Transfer learning makes use of the knowledge gained while solving one problem and applying it to a special but related problem.

For example, knowledge gained while learning to acknowledge cars are often wont to some extent to acknowledge trucks.

Pre-Training

When we train the network on an outsized dataset(for example: ImageNet) , we train all the parameters of the neural network and thus the model is learned. it’s going to take hours on your GPU.

Fine Tuning

We can give the new dataset to fine tune the pre-trained CNN. Consider that the new dataset is nearly almost like the original dataset used for pre-training.
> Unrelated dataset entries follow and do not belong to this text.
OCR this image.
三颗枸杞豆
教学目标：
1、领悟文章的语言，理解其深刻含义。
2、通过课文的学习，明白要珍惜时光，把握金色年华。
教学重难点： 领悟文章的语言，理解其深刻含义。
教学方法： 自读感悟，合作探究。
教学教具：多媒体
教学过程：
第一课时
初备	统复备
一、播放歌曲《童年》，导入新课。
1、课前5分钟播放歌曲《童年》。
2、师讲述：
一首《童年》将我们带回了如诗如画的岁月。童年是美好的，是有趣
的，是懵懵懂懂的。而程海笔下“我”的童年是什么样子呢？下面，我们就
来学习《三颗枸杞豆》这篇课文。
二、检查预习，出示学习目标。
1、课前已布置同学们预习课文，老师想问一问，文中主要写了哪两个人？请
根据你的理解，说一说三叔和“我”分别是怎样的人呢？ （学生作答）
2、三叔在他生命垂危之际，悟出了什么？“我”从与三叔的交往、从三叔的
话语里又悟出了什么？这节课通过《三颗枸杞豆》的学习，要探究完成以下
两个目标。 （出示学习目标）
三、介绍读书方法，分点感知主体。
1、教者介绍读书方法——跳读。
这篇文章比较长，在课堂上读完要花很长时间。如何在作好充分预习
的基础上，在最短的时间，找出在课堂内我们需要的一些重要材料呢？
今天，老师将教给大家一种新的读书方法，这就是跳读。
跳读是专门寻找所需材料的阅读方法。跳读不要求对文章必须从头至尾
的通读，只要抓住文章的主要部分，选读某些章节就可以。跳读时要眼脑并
Since the new dataset is analogous, equivalent weights are often used for extracting the features from the new dataset.

If the new dataset is extremely small, it’s better to coach only the ultimate layers of the network to avoid overfitting, keeping all other layers fixed. So remove the ultimate layers of the pre-trained network. Add new layers. Retrain only the new layers.

If the new dataset is extremely much large, retrain the entire network with initial weights from the pretrained model.

How to fine tune if the new dataset is extremely different from the original dataset?

The earlier features of a ConvNet contain more generic features (e.g. edge detectors or color blob detectors), but later layers of the ConvNet becomes progressively more specific to the small print of the classes contained within the original dataset.

The earlier layers can help to extract the features of the new data. So it’ll be good if you fix the sooner layers and retrain the remainder of the layers, if you bought only bit of knowledge.

If you’ve got great deal of knowledge, you’ll retrain the entire network with weights initialized from the pre-trained network.